Si vous avez déjà pratiqué la plongée sous-marine, vous reconnaîtrez cet instant magique. D’abord il faut faire un effort pour descendre, vider ses poumons au maximum et nager vigoureusement vers le fond. Puis il y a un point de bascule après lequel le poids de l’eau vous aide à descendre au lieu de vous expulser. Vous faites partie du milieu, du milieu marin, vous avez été accepté.

Je crois que j’ai passé ce stade dans mon écriture, j’ai atteint le moment où je sais que je n’abandonnerai pas. Le poids du doute et le gouffre de mes manques techniques deviennent des données, des thèmes à travailler, plus que des freins. Le besoin de création me tire en avant, sans drame, sans tambour ni trompette, écrire n’est plus un rêve à accomplir, mais une partie de ma vie, et qu’il suffit de m’asseoir devant mon clavier pour débloquer ce savoir-faire.

Cela ne veut pas dire qu’il n’y a plus rien à apprendre, bien sûr.
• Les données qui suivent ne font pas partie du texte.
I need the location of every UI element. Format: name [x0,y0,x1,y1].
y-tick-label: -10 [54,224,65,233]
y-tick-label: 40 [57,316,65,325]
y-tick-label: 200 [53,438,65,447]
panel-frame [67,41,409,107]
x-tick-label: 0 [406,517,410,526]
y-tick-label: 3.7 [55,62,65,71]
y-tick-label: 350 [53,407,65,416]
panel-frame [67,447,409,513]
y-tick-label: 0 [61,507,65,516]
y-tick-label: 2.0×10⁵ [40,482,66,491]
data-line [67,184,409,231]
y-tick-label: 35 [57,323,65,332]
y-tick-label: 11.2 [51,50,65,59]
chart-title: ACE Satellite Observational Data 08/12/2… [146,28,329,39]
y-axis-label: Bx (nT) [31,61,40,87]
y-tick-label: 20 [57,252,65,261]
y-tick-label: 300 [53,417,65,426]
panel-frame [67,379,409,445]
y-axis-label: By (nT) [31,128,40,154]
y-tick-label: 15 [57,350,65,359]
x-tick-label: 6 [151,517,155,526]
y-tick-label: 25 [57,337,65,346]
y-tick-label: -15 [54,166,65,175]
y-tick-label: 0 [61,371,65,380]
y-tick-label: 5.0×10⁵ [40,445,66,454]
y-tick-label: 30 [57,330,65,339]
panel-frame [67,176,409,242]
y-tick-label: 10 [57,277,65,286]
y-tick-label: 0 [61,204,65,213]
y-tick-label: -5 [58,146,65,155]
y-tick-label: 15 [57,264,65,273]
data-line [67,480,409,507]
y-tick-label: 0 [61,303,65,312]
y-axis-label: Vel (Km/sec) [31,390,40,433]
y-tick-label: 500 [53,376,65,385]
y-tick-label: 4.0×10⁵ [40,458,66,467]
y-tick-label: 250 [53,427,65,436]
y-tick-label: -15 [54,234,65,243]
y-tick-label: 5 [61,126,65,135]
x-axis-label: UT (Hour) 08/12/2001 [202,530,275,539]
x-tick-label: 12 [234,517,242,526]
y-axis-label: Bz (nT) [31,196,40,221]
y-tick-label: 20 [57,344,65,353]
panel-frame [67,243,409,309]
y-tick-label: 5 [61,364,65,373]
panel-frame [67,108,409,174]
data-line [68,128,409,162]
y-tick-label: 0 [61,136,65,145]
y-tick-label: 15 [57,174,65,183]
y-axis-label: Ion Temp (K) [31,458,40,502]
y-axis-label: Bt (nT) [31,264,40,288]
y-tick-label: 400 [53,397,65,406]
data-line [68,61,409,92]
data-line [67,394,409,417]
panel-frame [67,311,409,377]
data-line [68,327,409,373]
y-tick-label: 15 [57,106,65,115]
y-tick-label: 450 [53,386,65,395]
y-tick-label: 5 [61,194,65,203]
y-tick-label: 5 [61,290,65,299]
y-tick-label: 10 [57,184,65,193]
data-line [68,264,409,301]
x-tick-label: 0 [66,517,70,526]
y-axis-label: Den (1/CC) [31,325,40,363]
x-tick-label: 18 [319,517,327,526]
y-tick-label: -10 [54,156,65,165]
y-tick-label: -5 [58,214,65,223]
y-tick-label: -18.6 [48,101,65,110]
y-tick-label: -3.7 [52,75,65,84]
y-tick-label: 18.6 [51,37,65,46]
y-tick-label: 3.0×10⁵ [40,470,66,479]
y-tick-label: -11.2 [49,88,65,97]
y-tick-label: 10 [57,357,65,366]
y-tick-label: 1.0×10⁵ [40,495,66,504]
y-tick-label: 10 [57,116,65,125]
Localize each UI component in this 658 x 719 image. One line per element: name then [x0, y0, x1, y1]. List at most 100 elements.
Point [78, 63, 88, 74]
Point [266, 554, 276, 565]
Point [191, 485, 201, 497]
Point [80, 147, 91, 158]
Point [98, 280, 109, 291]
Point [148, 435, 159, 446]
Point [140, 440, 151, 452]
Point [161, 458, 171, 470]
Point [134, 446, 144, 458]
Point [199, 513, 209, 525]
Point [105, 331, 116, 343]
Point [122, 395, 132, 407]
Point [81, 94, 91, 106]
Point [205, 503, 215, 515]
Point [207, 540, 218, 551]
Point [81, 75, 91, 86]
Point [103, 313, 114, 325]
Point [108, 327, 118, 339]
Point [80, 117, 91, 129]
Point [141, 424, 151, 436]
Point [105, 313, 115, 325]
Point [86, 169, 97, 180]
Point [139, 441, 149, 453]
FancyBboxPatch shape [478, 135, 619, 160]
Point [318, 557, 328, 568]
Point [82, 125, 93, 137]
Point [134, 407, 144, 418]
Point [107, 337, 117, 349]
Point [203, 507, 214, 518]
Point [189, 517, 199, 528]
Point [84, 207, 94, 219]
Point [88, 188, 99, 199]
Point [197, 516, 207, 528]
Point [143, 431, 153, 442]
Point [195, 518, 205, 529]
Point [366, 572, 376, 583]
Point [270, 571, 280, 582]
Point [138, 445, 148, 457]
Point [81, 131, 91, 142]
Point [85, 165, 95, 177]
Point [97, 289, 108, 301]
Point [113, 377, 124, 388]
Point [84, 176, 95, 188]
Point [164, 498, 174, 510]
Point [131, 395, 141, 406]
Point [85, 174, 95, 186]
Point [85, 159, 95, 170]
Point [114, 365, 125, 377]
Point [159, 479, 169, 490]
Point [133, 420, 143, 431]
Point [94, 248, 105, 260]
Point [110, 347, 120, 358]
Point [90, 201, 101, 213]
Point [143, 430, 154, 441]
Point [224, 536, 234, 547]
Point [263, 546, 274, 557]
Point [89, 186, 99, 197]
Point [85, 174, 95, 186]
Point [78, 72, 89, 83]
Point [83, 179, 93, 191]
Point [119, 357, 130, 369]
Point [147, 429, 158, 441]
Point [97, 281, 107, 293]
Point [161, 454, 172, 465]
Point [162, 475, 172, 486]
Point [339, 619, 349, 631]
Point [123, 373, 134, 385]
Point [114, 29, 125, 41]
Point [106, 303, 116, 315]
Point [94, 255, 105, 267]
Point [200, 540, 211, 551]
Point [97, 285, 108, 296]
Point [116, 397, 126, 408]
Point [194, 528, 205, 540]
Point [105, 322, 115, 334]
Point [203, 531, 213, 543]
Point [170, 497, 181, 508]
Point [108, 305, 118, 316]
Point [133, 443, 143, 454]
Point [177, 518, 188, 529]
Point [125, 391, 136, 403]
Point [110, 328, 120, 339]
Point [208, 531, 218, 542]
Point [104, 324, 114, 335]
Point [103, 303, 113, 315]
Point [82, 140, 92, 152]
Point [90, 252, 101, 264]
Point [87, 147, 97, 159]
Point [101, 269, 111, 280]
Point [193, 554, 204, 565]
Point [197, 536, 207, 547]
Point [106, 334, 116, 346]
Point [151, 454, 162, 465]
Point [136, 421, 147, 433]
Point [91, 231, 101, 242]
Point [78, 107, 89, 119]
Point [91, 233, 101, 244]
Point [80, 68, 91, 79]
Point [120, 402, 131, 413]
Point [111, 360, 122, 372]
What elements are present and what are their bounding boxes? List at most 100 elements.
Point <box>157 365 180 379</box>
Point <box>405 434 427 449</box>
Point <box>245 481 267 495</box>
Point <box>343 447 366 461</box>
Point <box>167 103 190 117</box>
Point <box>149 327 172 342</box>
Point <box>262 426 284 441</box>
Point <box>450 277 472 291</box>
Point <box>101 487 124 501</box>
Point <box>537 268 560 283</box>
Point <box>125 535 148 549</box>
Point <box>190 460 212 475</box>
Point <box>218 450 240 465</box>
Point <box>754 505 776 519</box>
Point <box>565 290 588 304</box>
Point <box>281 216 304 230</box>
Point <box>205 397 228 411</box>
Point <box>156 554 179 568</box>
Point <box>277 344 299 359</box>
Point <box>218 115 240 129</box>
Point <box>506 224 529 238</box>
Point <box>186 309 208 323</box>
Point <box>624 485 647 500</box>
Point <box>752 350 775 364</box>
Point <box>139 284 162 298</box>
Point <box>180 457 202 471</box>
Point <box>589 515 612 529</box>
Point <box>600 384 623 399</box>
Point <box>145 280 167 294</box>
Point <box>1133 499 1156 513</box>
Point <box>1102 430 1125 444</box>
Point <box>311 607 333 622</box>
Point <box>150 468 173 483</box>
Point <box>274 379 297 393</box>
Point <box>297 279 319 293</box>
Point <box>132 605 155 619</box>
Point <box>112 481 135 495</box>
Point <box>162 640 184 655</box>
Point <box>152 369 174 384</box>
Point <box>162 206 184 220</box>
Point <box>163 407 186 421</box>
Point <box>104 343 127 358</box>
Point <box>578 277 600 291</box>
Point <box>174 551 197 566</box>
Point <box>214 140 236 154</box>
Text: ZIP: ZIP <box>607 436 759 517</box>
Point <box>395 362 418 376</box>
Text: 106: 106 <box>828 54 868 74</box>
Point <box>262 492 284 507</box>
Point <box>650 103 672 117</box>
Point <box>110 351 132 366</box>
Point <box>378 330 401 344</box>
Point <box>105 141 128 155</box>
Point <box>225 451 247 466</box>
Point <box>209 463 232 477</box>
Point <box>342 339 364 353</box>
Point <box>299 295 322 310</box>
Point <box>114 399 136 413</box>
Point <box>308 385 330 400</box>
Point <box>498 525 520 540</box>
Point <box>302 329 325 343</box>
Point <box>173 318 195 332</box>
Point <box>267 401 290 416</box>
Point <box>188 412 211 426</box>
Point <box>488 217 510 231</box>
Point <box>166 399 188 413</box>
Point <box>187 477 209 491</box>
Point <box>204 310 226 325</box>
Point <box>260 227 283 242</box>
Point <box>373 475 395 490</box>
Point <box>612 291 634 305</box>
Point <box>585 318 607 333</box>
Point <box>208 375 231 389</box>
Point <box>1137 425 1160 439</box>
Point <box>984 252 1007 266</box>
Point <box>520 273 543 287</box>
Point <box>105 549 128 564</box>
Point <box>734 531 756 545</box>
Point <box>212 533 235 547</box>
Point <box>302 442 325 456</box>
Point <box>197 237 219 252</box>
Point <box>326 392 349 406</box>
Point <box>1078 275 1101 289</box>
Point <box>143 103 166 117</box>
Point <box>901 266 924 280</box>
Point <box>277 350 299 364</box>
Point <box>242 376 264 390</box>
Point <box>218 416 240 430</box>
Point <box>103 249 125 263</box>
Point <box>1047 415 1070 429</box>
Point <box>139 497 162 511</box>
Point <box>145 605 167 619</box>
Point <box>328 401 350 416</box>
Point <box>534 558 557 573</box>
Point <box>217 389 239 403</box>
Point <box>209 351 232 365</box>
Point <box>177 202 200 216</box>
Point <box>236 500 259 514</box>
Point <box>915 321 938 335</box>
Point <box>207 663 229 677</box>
Je suis en bas de l’échelle de l’écriture, mais je suis auteur, et j’ai passé cette frontière invisible, l’écriture fait partie de moi, on ne pourra plus me la reprendre. L’océan m’a accepté, je fais partie de son milieu.

Je découvre un stade où écrire devient presque un acte banal. Presque, heureusement, car il reste le plaisir. L’émerveillement est toujours là. C’est tellement bon de pouvoir écrire sans pression, en acceptant les bons comme les mauvais jours, les bons comme les mauvais textes.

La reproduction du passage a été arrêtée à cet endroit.